Data from the Nairobi Coffee Exchange shows that top quality coffee known as AA grade fetched up to 45,326 shillings (about 427 United States dollars) per 50-kg bag compared to a price of 199 dollars fetched by the majority of the coffee during the auction that ended on May 24th.
Samuel Muchiri, 44, a farmer in Kirinyaga County in central Kenya is among small-scale farmers who have embraced home-based processing to avoid mixing their coffee with the rest of farmers in order to maintain quality and therefore get a better price.
“Coffee has money. But it needs to be of high-quality coffee. That is why I decided to do home processing to ensure I maintain high quality,” Muchiri told Xinhua on Friday at his farm.
When the coffee is processed at home, it is then taken to a miller where it is also milled separately and then graded ready for auction in the capital Nairobi or direct export.
Traditionally in Kenya, green harvested coffee is taken to a common processing factory owned by farmers where different grades are mixed.
Although grading happens later when the coffee is milled, the final payment is usually an average of the price fetched by all the grades, meaning that those farmers who have to take care of their coffee to get a better grade are not rewarded.

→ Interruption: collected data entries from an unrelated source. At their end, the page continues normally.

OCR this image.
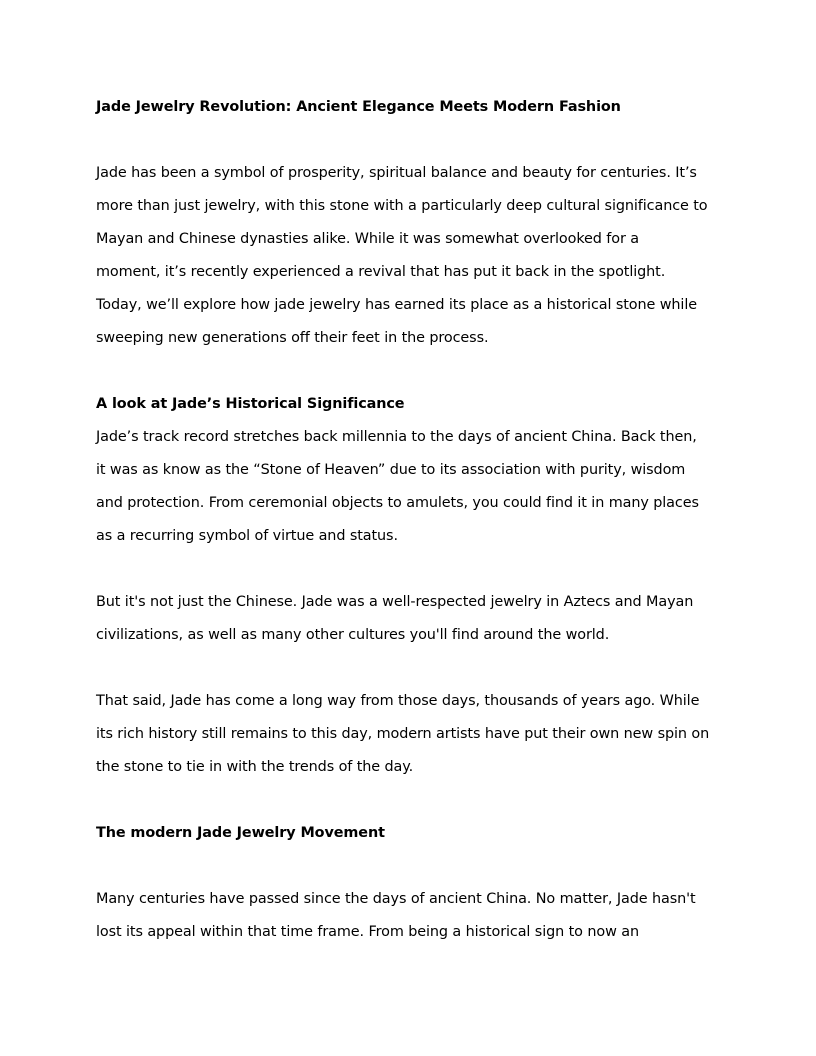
Jade Jewelry Revolution: Ancient Elegance Meets Modern Fashion
Jade has been a symbol of prosperity, spiritual balance and beauty for centuries. It’s
more than just jewelry, with this stone with a particularly deep cultural significance to
Mayan and Chinese dynasties alike. While it was somewhat overlooked for a
moment, it’s recently experienced a revival that has put it back in the spotlight.
Today, we’ll explore how jade jewelry has earned its place as a historical stone while
sweeping new generations off their feet in the process.
A look at Jade’s Historical Significance
Jade’s track record stretches back millennia to the days of ancient China. Back then,
it was as know as the “Stone of Heaven” due to its association with purity, wisdom
and protection. From ceremonial objects to amulets, you could find it in many places
as a recurring symbol of virtue and status.
But it's not just the Chinese. Jade was a well-respected jewelry in Aztecs and Mayan
civilizations, as well as many other cultures you'll find around the world.
That said, Jade has come a long way from those days, thousands of years ago. While
its rich history still remains to this day, modern artists have put their own new spin on
the stone to tie in with the trends of the day.
The modern Jade Jewelry Movement
Many centuries have passed since the days of ancient China. No matter, Jade hasn't
lost its appeal within that time frame. From being a historical sign to now an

According to Muchiri, processing his coffee at home has enabled him to earn at least double and sometimes triple the amount of money earned by other farmers who sell through the cooperative societies.
“My coffee goes to the market as organically grown and therefore specialty coffee, which fetches a premium,” he said.
Gichuki Wambari, 54, from Nyeri County also in central Kenya, said he invested some 1,000 dollars in machinery to process his coffee.
“The pay from home processed coffee is better than processing and selling collectively,” he said.
He said although he is yet to establish a stable market for his coffee which he processes and then outsources the milling services, he is realizing better returns.
Home processing is part of the ongoing formal and informal reforms taking place in the coffee industry which was once Kenya’s largest foreign exchange earner.
President Uhuru Kenyatta appointed a committee to advise and steer reforms in the industry in 2016. The final report from the committee will be ready in July, said its head, Joseph Kieyah.
Kenya’s ministry of agriculture has also been pursuing new markets for coffee in China and the Middle East to reduce dependency on the traditional European market.